Figure 6. LTD facilitated by soluble Aβ or TBOA share similar signaling pathways

(A) Conventional LTD (in CHO- CM, black squares) and Aβ-enhanced LTD (in 7PA2 CM, red circles) induced by the 900-pulse LFS in the presence of AP5 (50 μM) were plotted as a function of increasing extracellular calcium concentrations in the perfusate. Light blue area represents the LTD obtained in the CHO- CM alone (without AP5). (B) Ryanodine (20 μM) given 30 min prior to 900 pulses partially blocked the LTD in CHO CM (black squares, n=5) but produced no block of the 7PA2-facilitated LTD (red circles, n=6). (C) U73122 (10 μM) (applied 45 min prior to 900 pulses) fully blocked LTD in the presence of CHO- CM (black squares, n=6) but had no effect in the presence of 7PA2 CM (red circles, n=6). (D) 900-pulse LTD was blocked by p38 MAPK inhibitor, SB203580 (5 μM), in CHO- CM (black squares, n=7) but not in 7PA2 CM (red circles, n=7). (E) Calcineurin inhibitor, FK-506 (20 μM) perfused 40 min prior to 900 pulses prevented LTD in both CHO- CM (black squares, n=5) and 7PA2 CM (red circles, n=6). (F) GSK-3β inhibitor, SB415286 (10 μM) perfused 60 min prior to 900 pulses prevented LTD in both CHO- CM (black squares, n=6) and 7PA2 CM (red circles, n=7). (G) LTD enhanced by TBOA (15 μM) was likewise resistant to ryanodine (n=5). (H) TBOA-enhanced LTD was prevented by the calcineurin inhibitor (FK 506, black circles, n=5) but not by the p38 MAPK inhibitor (SB203580, red diamonds, n=5). (I) Summary data for actions of the signaling pathway modulators on Aβ- and TBOA-enhanced LTD. The horizontal gray bar represents mean LTD in TBOA alone (Fig. 5B), and the horizontal light orange bar represents mean LTD in 7PA2 CM alone (Fig. 1C).

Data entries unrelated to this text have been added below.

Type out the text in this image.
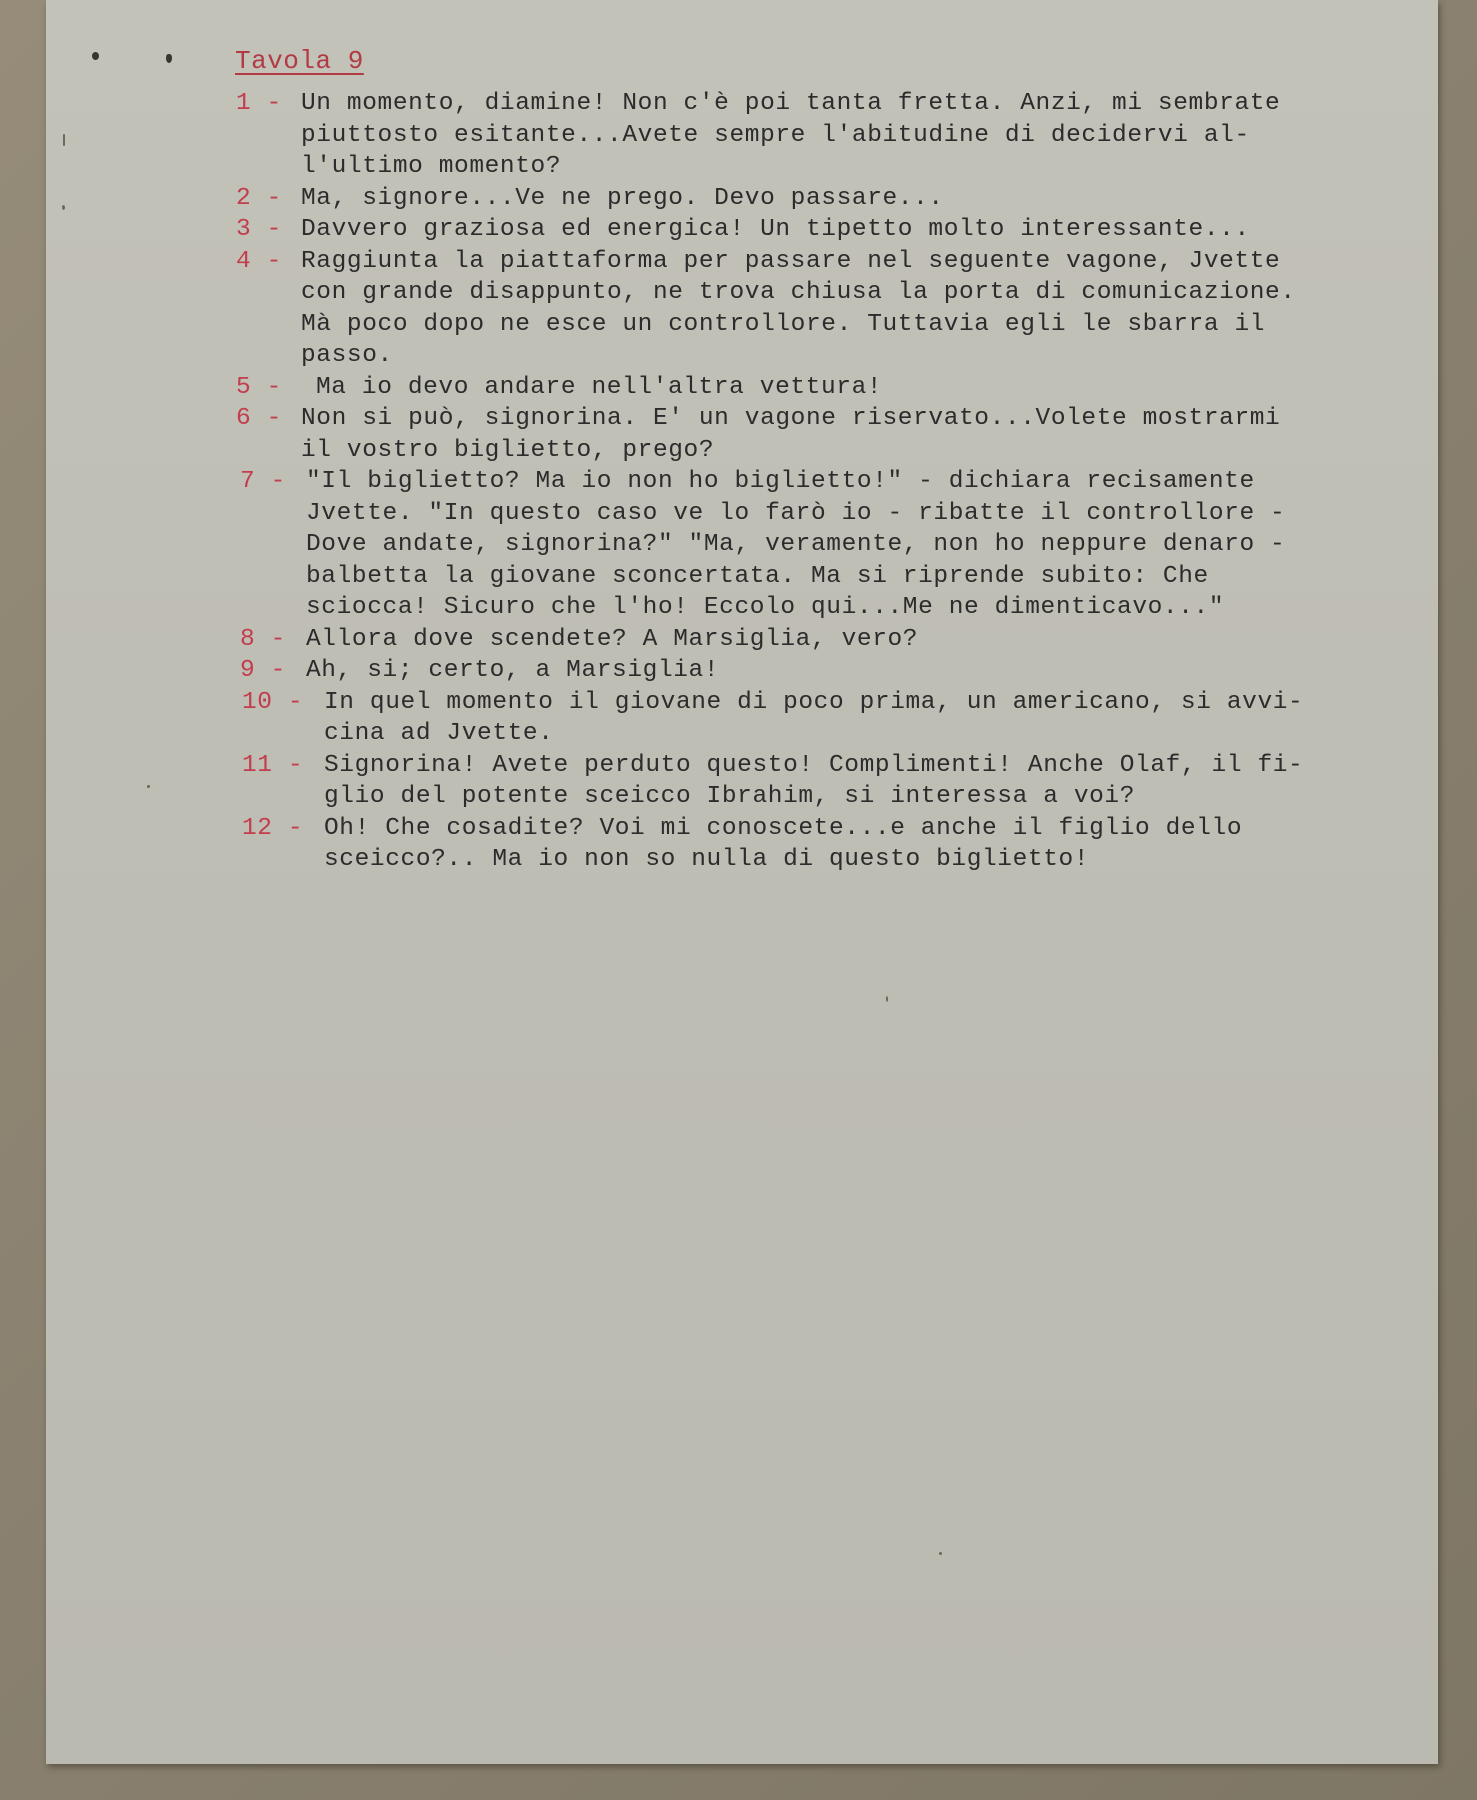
Tavola 9
1 - Un momento, diamine! Non c'è poi tanta fretta. Anzi, mi sembrate
piuttosto esitante...Avete sempre l'abitudine di decidervi al-
l'ultimo momento?
2 - Ma, signore...Ve ne prego. Devo passare...
3 - Davvero graziosa ed energica! Un tipetto molto interessante...
4 - Raggiunta la piattaforma per passare nel seguente vagone, Jvette
con grande disappunto, ne trova chiusa la porta di comunicazione.
Mà poco dopo ne esce un controllore. Tuttavia egli le sbarra il
passo.
5 -	Ma io devo andare nell'altra vettura!
6 - Non si può, signorina. E' un vagone riservato...Volete mostrarmi
il vostro biglietto, prego?
7 - "Il biglietto? Ma io non ho biglietto!" - dichiara recisamente
Jvette. "In questo caso ve lo farò io - ribatte il controllore -
Dove andate, signorina?" "Ma, veramente, non ho neppure denaro -
balbetta la giovane sconcertata. Ma si riprende subito: Che
sciocca! Sicuro che l'ho! Eccolo qui...Me ne dimenticavo..."
8 - Allora dove scendete? A Marsiglia, vero?
9 - Ah, si; certo, a Marsiglia!
10 - In quel momento il giovane di poco prima, un americano, si avvi-
cina ad Jvette.
11 - Signorina! Avete perduto questo! Complimenti! Anche Olaf, il fi-
glio del potente sceicco Ibrahim, si interessa a voi?
12 - Oh! Che cosadite? Voi mi conoscete...e anche il figlio dello
sceicco?.. Ma io non so nulla di questo biglietto!
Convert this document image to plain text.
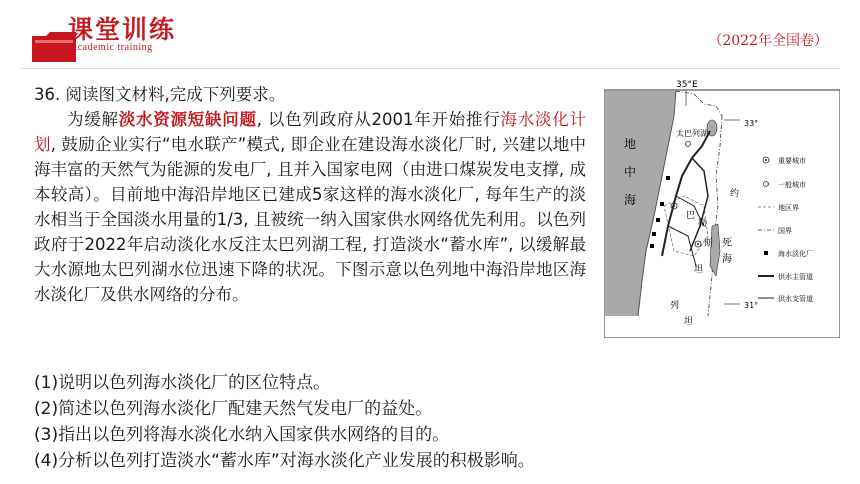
课堂训练
Academic training	（2022年全国卷）
36. 阅读图文材料,完成下列要求。
为缓解淡水资源短缺问题, 以色列政府从2001年开始推行海水淡化计划, 鼓励企业实行“电水联产”模式, 即企业在建设海水淡化厂时, 兴建以地中海丰富的天然气为能源的发电厂, 且并入国家电网（由进口煤炭发电支撑, 成本较高）。目前地中海沿岸地区已建成5家这样的海水淡化厂, 每年生产的淡水相当于全国淡水用量的1/3, 且被统一纳入国家供水网络优先利用。以色列政府于2022年启动淡化水反注太巴列湖工程, 打造淡水“蓄水库”, 以缓解最大水源地太巴列湖水位迅速下降的状况。下图示意以色列地中海沿岸地区海水淡化厂及供水网络的分布。
(1)说明以色列海水淡化厂的区位特点。
(2)简述以色列海水淡化厂配建天然气发电厂的益处。
(3)指出以色列将海水淡化水纳入国家供水网络的目的。
(4)分析以色列打造淡水“蓄水库”对海水淡化产业发展的积极影响。
35°E
33°
31°
地
中
海
太巴列湖
死
海
巴
勒
斯
坦
约
列
坦
重要城市
一般城市
地区界
国界
海水淡化厂
供水主管道
供水支管道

Figure 7. Schematic of the principal pathways implicated by this study in conventional LTD (left) and in LTD facilitated by soluble Aβ oligomers (right)

Conventional LTD requires NMDAR-mediated influx of extracellular calcium and liberation of intracellular calcium stores. This ultimately activates PP2B, GSK-3β or p38 MAPK signaling pathways that induce LTD. Soluble Aβ oligomers lead to activation of more NMDAR, leading to extracellular calcium influx and activation of PP2B and GSK-3β pathways to facilitate LTD. Our data suggest that Aβ oligomers decrease glutamate uptake by neuronal transporters (red x's), resulting in the enhanced activation of NMDARs and thus facilitation of LTD-inducing pathways.